I am a worrier. I am a dyed-in-the-wool, unabashed, shameless, life-long worrier. I know, from relatives and friend alike, that I peg any scale by which you measure worry.
It all started out so innocently. As a young boy – Ebenezer Scrooge and I were pals – both of my parents worked and I was left early in the morning with my aunt and uncle until school started. At Christmas time, my aunt and uncle would purchase a live tree, plunk it in a tree stand and decorate it. As a very young lad, I had heard that Christmas trees without proper water would dry out and serve as fire hazards. So convinced (obsessed) was I that my aunt and uncle’s tree would dry out that, unbeknownst to them, I would sneak downstairs from my early morning bed and fill the tree stand to the brim with water to make sure that no such disaster overcame them. Half a century later, visiting with the now long-retired aunt and uncle, one of them mentioned that the trees back in those days seem to have large amounts of sap that drained because they always found the tree stand filled to overflowing. I fessed up to my obsessive-compulsive behavior and that I was the culprit who dutifully filled the tree stand each and every day to save them from imminent disaster.
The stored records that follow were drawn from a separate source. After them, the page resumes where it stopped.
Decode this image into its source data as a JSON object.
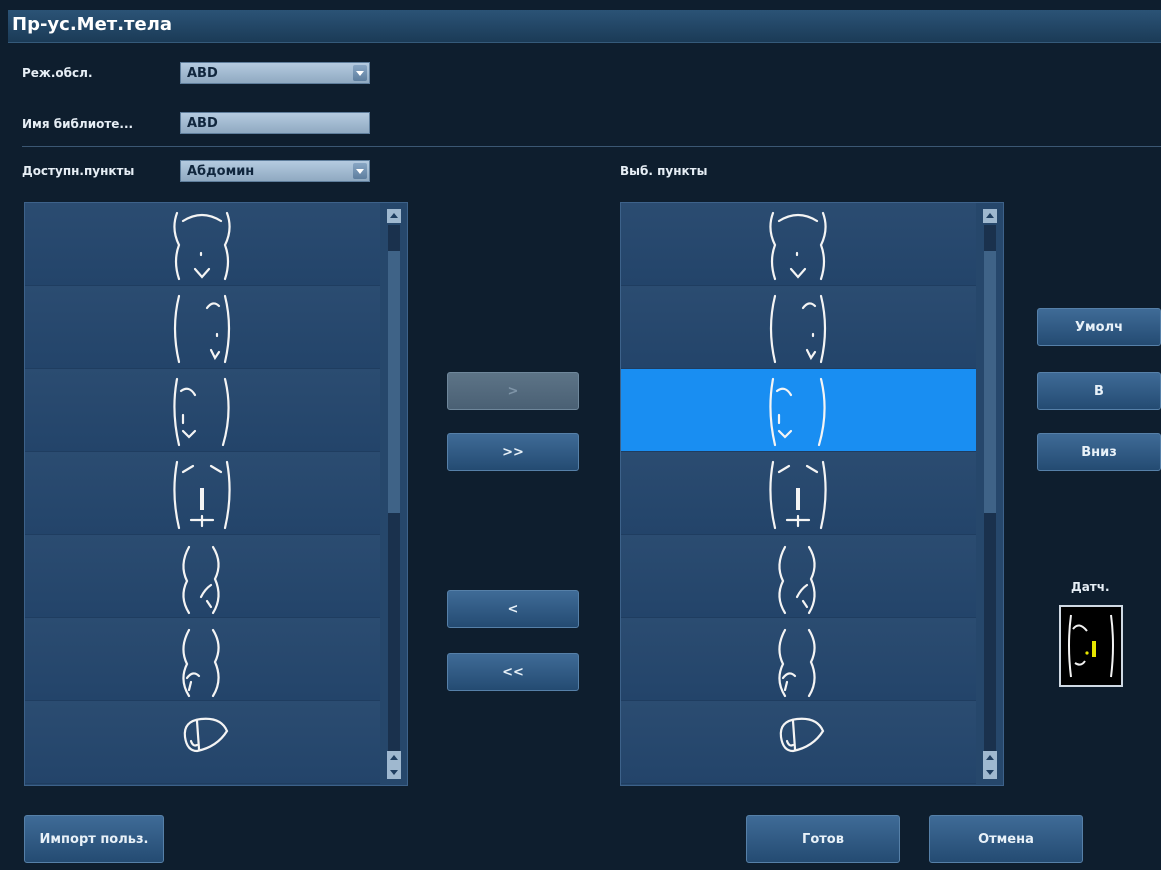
{
  "window": {
    "title": "Пр-ус.Мет.тела"
  },
  "form": {
    "exam_label": "Реж.обсл.",
    "exam_value": "ABD",
    "library_label": "Имя библиоте...",
    "library_value": "ABD",
    "available_label": "Доступн.пункты",
    "available_value": "Абдомин",
    "selected_label": "Выб. пункты"
  },
  "available_list": {
    "items": [
      "abdomen-upper",
      "abdomen-right-upper",
      "abdomen-right",
      "abdomen-center",
      "torso-left",
      "torso-right",
      "liver"
    ]
  },
  "selected_list": {
    "items": [
      "abdomen-upper",
      "abdomen-right-upper",
      "abdomen-right",
      "abdomen-center",
      "torso-left",
      "torso-right",
      "liver"
    ],
    "selected_index": 2
  },
  "transfer": {
    "add_label": ">",
    "add_all_label": ">>",
    "remove_label": "<",
    "remove_all_label": "<<"
  },
  "side_buttons": {
    "default_label": "Умолч",
    "up_label": "В",
    "down_label": "Вниз"
  },
  "probe": {
    "label": "Датч.",
    "icon": "body-mark-probe-icon"
  },
  "footer": {
    "import_label": "Импорт польз.",
    "done_label": "Готов",
    "cancel_label": "Отмена"
  },
  "colors": {
    "selected_row": "#198ef2",
    "list_bg": "#26476b",
    "background": "#0e1e2e"
  }
}
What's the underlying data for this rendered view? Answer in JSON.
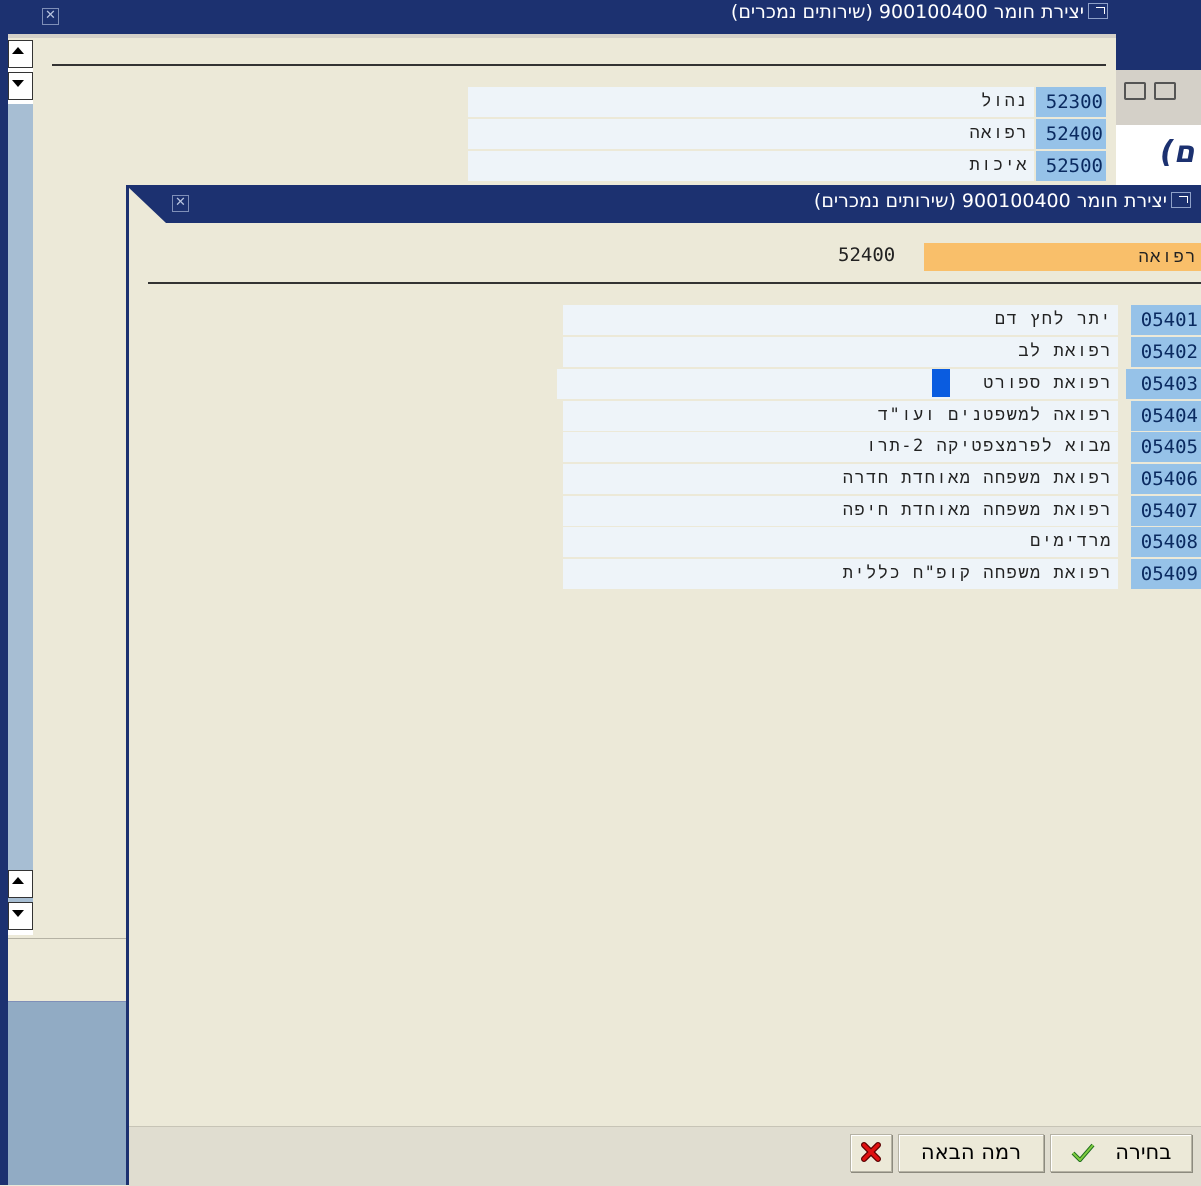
{
  "background_window": {
    "title": "יצירת חומר 900100400 (שירותים נמכרים)",
    "rows": [
      {
        "code": "52300",
        "label": "נהול"
      },
      {
        "code": "52400",
        "label": "רפואה"
      },
      {
        "code": "52500",
        "label": "איכות"
      }
    ],
    "partial_heading": "(ם"
  },
  "dialog": {
    "title": "יצירת חומר 900100400 (שירותים נמכרים)",
    "selected_code": "52400",
    "selected_label": "רפואה",
    "items": [
      {
        "code": "05401",
        "label": "יתר לחץ דם"
      },
      {
        "code": "05402",
        "label": "רפואת לב"
      },
      {
        "code": "05403",
        "label": "רפואת ספורט"
      },
      {
        "code": "05404",
        "label": "רפואה למשפטנים ועו\"ד"
      },
      {
        "code": "05405",
        "label": "מבוא לפרמצפטיקה 2-תרו"
      },
      {
        "code": "05406",
        "label": "רפואת משפחה מאוחדת חדרה"
      },
      {
        "code": "05407",
        "label": "רפואת משפחה מאוחדת חיפה"
      },
      {
        "code": "05408",
        "label": "מרדימים"
      },
      {
        "code": "05409",
        "label": "רפואת משפחה קופ\"ח כללית"
      }
    ],
    "buttons": {
      "choose": "בחירה",
      "next_level": "רמה הבאה"
    }
  },
  "colors": {
    "titlebar": "#1c3170",
    "code_highlight": "#96c2e8",
    "selected_header": "#f9bf6a",
    "cursor": "#0a5ce0"
  }
}
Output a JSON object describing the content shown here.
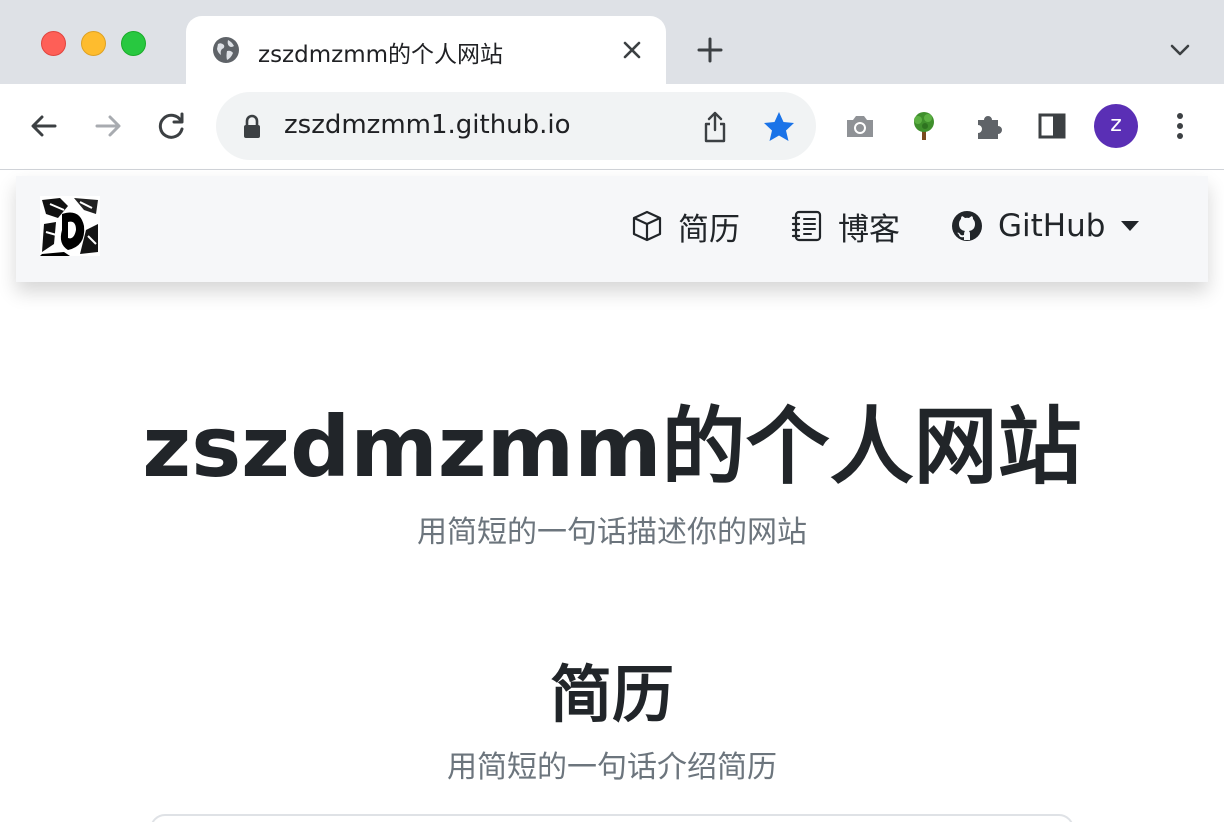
{
  "browser": {
    "tab": {
      "title": "zszdmzmm的个人网站",
      "favicon": "globe-icon"
    },
    "omnibox": {
      "url": "zszdmzmm1.github.io"
    },
    "profile": {
      "initial": "z",
      "color": "#5a2fb5"
    },
    "star_color": "#1a73e8"
  },
  "navbar": {
    "items": [
      {
        "label": "简历",
        "icon": "box-icon"
      },
      {
        "label": "博客",
        "icon": "journal-icon"
      },
      {
        "label": "GitHub",
        "icon": "github-icon"
      }
    ]
  },
  "hero": {
    "title": "zszdmzmm的个人网站",
    "subtitle": "用简短的一句话描述你的网站"
  },
  "resume_section": {
    "title": "简历",
    "subtitle": "用简短的一句话介绍简历"
  }
}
The neuroses accelerated from there. I worried not only about fires but also floods, hurricanes, thunderstorms, broken bones, school grades, getting into college, getting a job, keeping a job, making money, keeping money, air travel, automobile repairs, house repairs, terminal illnesses and right on into old age. Every time I boarded a plane, I was convinced that it was THE PLANE. Seriously, I looked on the side on the plane for a big X that marked it as doomed. If I didn’t have a worry on waking up in the morning, I would worry about why I didn’t have anything to worry about. Worry-free episodes didn’t last long. By noon, I had a new laundry list.
Life would be so much easier without worry. While ignorance is bliss, how do I know that, as a demented, nose-picking buffoon, it wouldn’t be my luck to get a Nurse Ratched to torment me just like the one in One Flew Over the Cuckoo’s Nest?
I’ve decided to make worrying pay off. If you want me to worry on your behalf, please send your list and cash (in unmarked bills) to Curmudgeon-at-Large. Don’t send checks or use credit cards. I worry that they can be traced.
Maybe you don’t like this post: I worry about that too.